4. Авторы и сторонники идеи нации утверждают, что она неразрывно связана с идеей «демократии» и «автономии», а также «гарантий законности». А постепенный отказ от национального суверенитета «подтачивает» фундамент демократии и ведет к нарастанию гетерономии.
Этот аргумент настолько исторически несостоятелен, что даже трудно понять, назвать ли его опасным или скорее сумасбродным. История европейских стран вновь и вновь учит тому, что люди, объединенные в нации, во многих странах в большинстве своем готовы мириться практически с любой формой тирании до тех пор, пока существует миф о «защите национальных интересов». Так, со времен своего образования, европейские государства переживали длительные периоды войн, тоталитаризма, фашизма и иностранного господства, — намного более длительные, чем периоды свободы и демократии. Возьмите немецкий народ, подчиненный в ходе войны за объединение мечом, кровью и слезами. Вслед за объединением сразу же последовала франко-германская война. Затем короткая передышка для вышеупомянутого самопоклонения при огромном дефиците демократии, затем перманентные войны в охоте за колониями и территориями.

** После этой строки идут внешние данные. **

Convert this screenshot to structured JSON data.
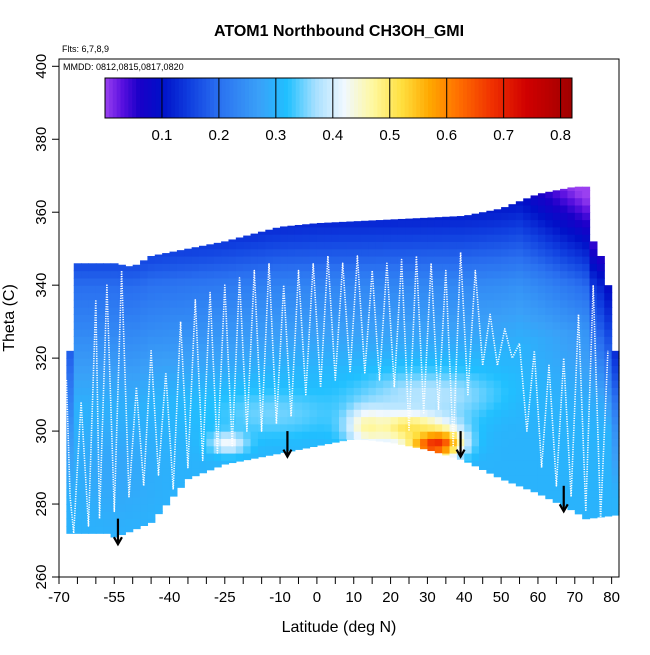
{
  "chart_data": {
    "type": "heatmap",
    "title": "ATOM1 Northbound CH3OH_GMI",
    "annotations": [
      "Flts: 6,7,8,9",
      "MMDD: 0812,0815,0817,0820"
    ],
    "xlabel": "Latitude (deg N)",
    "ylabel": "Theta (C)",
    "xlim": [
      -70,
      82
    ],
    "ylim": [
      260,
      402
    ],
    "x_ticks": [
      -70,
      -55,
      -40,
      -25,
      -10,
      0,
      10,
      20,
      30,
      40,
      50,
      60,
      70,
      80
    ],
    "x_tick_labels": [
      "-70",
      "-55",
      "-40",
      "-25",
      "-10",
      "0",
      "10",
      "20",
      "30",
      "40",
      "50",
      "60",
      "70",
      "80"
    ],
    "x_minor_ticks": [
      -65,
      -60,
      -50,
      -45,
      -35,
      -30,
      -20,
      -15,
      -5,
      5,
      15,
      25,
      35,
      45,
      55,
      65,
      75
    ],
    "y_ticks": [
      260,
      280,
      300,
      320,
      340,
      360,
      380,
      400
    ],
    "y_tick_labels": [
      "260",
      "280",
      "300",
      "320",
      "340",
      "360",
      "380",
      "400"
    ],
    "colorbar": {
      "min": 0.0,
      "max": 0.82,
      "ticks": [
        0.1,
        0.2,
        0.3,
        0.4,
        0.5,
        0.6,
        0.7,
        0.8
      ],
      "tick_labels": [
        "0.1",
        "0.2",
        "0.3",
        "0.4",
        "0.5",
        "0.6",
        "0.7",
        "0.8"
      ],
      "stops": [
        {
          "v": 0.0,
          "color": "#9a40f0"
        },
        {
          "v": 0.03,
          "color": "#5a10e0"
        },
        {
          "v": 0.06,
          "color": "#1a00c8"
        },
        {
          "v": 0.1,
          "color": "#0010c8"
        },
        {
          "v": 0.15,
          "color": "#1040e0"
        },
        {
          "v": 0.2,
          "color": "#2a70f0"
        },
        {
          "v": 0.27,
          "color": "#3aa0f8"
        },
        {
          "v": 0.32,
          "color": "#20c0ff"
        },
        {
          "v": 0.37,
          "color": "#a8e0ff"
        },
        {
          "v": 0.42,
          "color": "#f0f8ff"
        },
        {
          "v": 0.47,
          "color": "#fff8a0"
        },
        {
          "v": 0.52,
          "color": "#ffe040"
        },
        {
          "v": 0.57,
          "color": "#ffa800"
        },
        {
          "v": 0.62,
          "color": "#ff7000"
        },
        {
          "v": 0.68,
          "color": "#f03000"
        },
        {
          "v": 0.74,
          "color": "#d00000"
        },
        {
          "v": 0.82,
          "color": "#a00000"
        }
      ]
    },
    "data_top": [
      [
        -68,
        315
      ],
      [
        -67,
        322
      ],
      [
        -66,
        335
      ],
      [
        -65,
        346
      ],
      [
        -55,
        346
      ],
      [
        -50,
        345
      ],
      [
        -45,
        348
      ],
      [
        -35,
        350
      ],
      [
        -25,
        352
      ],
      [
        -10,
        356
      ],
      [
        0,
        357
      ],
      [
        20,
        358
      ],
      [
        40,
        359
      ],
      [
        50,
        361
      ],
      [
        60,
        365
      ],
      [
        70,
        367
      ],
      [
        73,
        367
      ],
      [
        74,
        360
      ],
      [
        75,
        352
      ],
      [
        77,
        348
      ],
      [
        79,
        340
      ],
      [
        80,
        330
      ],
      [
        81,
        322
      ]
    ],
    "data_bottom": [
      [
        -68,
        272
      ],
      [
        -57,
        272
      ],
      [
        -55,
        271
      ],
      [
        -52,
        272
      ],
      [
        -45,
        275
      ],
      [
        -35,
        287
      ],
      [
        -25,
        291
      ],
      [
        -10,
        294
      ],
      [
        0,
        296
      ],
      [
        10,
        298
      ],
      [
        20,
        297
      ],
      [
        30,
        295
      ],
      [
        40,
        292
      ],
      [
        50,
        287
      ],
      [
        60,
        283
      ],
      [
        70,
        278
      ],
      [
        73,
        276
      ],
      [
        81,
        277
      ]
    ],
    "concentration_blobs": [
      {
        "lat": 32,
        "theta": 297,
        "value": 0.74,
        "sx": 7,
        "sy": 4
      },
      {
        "lat": 25,
        "theta": 302,
        "value": 0.55,
        "sx": 11,
        "sy": 5
      },
      {
        "lat": 14,
        "theta": 302,
        "value": 0.5,
        "sx": 6,
        "sy": 5
      },
      {
        "lat": -24,
        "theta": 297,
        "value": 0.44,
        "sx": 5,
        "sy": 3
      },
      {
        "lat": 30,
        "theta": 310,
        "value": 0.38,
        "sx": 20,
        "sy": 7
      },
      {
        "lat": -12,
        "theta": 305,
        "value": 0.35,
        "sx": 18,
        "sy": 7
      },
      {
        "lat": 62,
        "theta": 300,
        "value": 0.3,
        "sx": 12,
        "sy": 10
      },
      {
        "lat": -55,
        "theta": 290,
        "value": 0.28,
        "sx": 12,
        "sy": 14
      }
    ],
    "flight_tracks": [
      {
        "lat": [
          -68,
          -67,
          -66,
          -64,
          -62,
          -60,
          -59,
          -57,
          -55,
          -53,
          -51,
          -49,
          -47,
          -45,
          -43,
          -41,
          -39,
          -37,
          -35,
          -33,
          -31,
          -29,
          -27,
          -25,
          -23,
          -21,
          -19,
          -17,
          -15,
          -13,
          -11,
          -9,
          -7,
          -5,
          -3,
          -1,
          1,
          3,
          5,
          7,
          9,
          11,
          13,
          15,
          17,
          19,
          21,
          23,
          25,
          27,
          29,
          31,
          33,
          35,
          37,
          39,
          41,
          43,
          45,
          47,
          49,
          51,
          53,
          55,
          57,
          59,
          61,
          63,
          65,
          67,
          69,
          71,
          73,
          75,
          77,
          79
        ],
        "theta": [
          314,
          282,
          272,
          308,
          274,
          336,
          276,
          340,
          278,
          344,
          282,
          312,
          285,
          322,
          288,
          316,
          284,
          330,
          290,
          336,
          292,
          338,
          294,
          340,
          296,
          342,
          300,
          344,
          300,
          346,
          302,
          340,
          304,
          344,
          310,
          346,
          312,
          348,
          314,
          346,
          316,
          348,
          316,
          344,
          314,
          346,
          312,
          347,
          300,
          348,
          305,
          346,
          306,
          344,
          296,
          349,
          310,
          344,
          318,
          332,
          318,
          328,
          320,
          324,
          300,
          322,
          290,
          318,
          285,
          320,
          282,
          332,
          278,
          340,
          276,
          322
        ]
      }
    ],
    "arrows": [
      {
        "lat": -54,
        "theta_start": 276,
        "theta_end": 269
      },
      {
        "lat": -8,
        "theta_start": 300,
        "theta_end": 293
      },
      {
        "lat": 39,
        "theta_start": 300,
        "theta_end": 293
      },
      {
        "lat": 67,
        "theta_start": 285,
        "theta_end": 278
      }
    ]
  }
}
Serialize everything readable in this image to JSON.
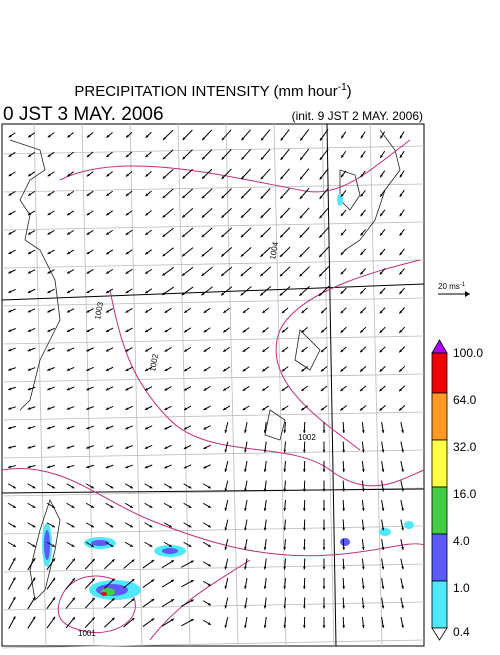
{
  "title": {
    "main": "PRECIPITATION INTENSITY (mm hour",
    "sup": "-1",
    "end": ")"
  },
  "valid_time": "0 JST 3 MAY. 2006",
  "init_time": "(init. 9 JST 2 MAY. 2006)",
  "reference_vector": {
    "label": "20 ms",
    "sup": "-1"
  },
  "isobar_labels": [
    "1004",
    "1003",
    "1002",
    "1002",
    "1001"
  ],
  "colorbar": {
    "labels": [
      "100.0",
      "64.0",
      "32.0",
      "16.0",
      "4.0",
      "1.0",
      "0.4"
    ]
  }
}
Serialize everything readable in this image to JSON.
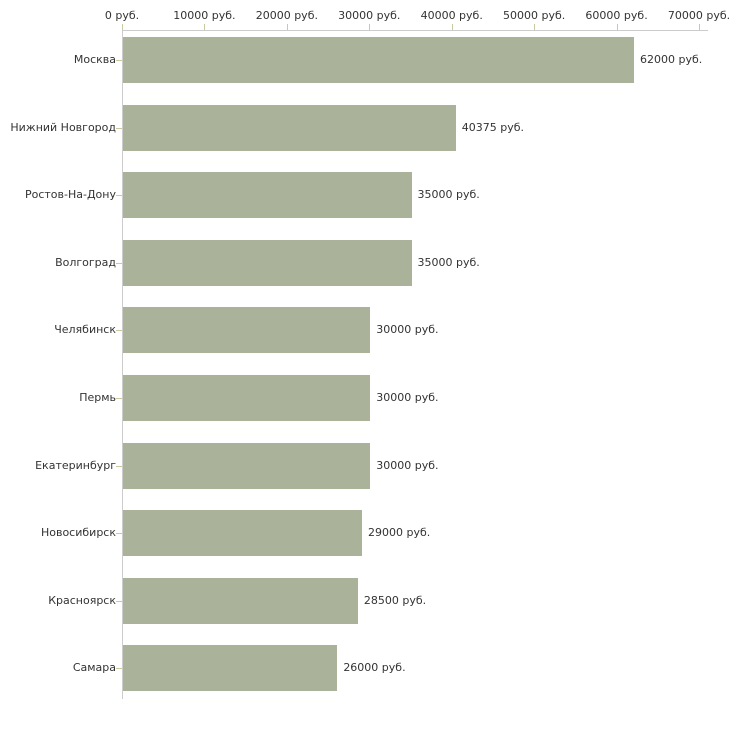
{
  "chart_data": {
    "type": "bar",
    "orientation": "horizontal",
    "title": "",
    "unit": "руб.",
    "categories": [
      "Москва",
      "Нижний Новгород",
      "Ростов-На-Дону",
      "Волгоград",
      "Челябинск",
      "Пермь",
      "Екатеринбург",
      "Новосибирск",
      "Красноярск",
      "Самара"
    ],
    "values": [
      62000,
      40375,
      35000,
      35000,
      30000,
      30000,
      30000,
      29000,
      28500,
      26000
    ],
    "value_labels": [
      "62000 руб.",
      "40375 руб.",
      "35000 руб.",
      "35000 руб.",
      "30000 руб.",
      "30000 руб.",
      "30000 руб.",
      "29000 руб.",
      "28500 руб.",
      "26000 руб."
    ],
    "x_axis": {
      "position": "top",
      "min": 0,
      "max": 70000,
      "step": 10000,
      "tick_labels": [
        "0 руб.",
        "10000 руб.",
        "20000 руб.",
        "30000 руб.",
        "40000 руб.",
        "50000 руб.",
        "60000 руб.",
        "70000 руб."
      ]
    },
    "grid": false,
    "legend": false,
    "colors": {
      "bar": "#aab29a",
      "axis_line": "#cccccc",
      "tick": "#c9c9a3",
      "text": "#333333",
      "background": "#ffffff"
    }
  }
}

Далее Первая мировая война, далее поколение гражданской войны и, наконец, Вторая мировая война — самое большое кровопролитие и самое зловещее преступление против человечества в истории. После раздел Германии, демократия, доставшаяся в подарок от союзников, но без полного суверенитета. К тому времени, как союзники покинули Германию, она уже давно стала частью европейского проекта объединения, частью проекта постнационального развития, основанного на передаче суверенитета наднациональным учреждениям в Брюсселе и Страсбурге.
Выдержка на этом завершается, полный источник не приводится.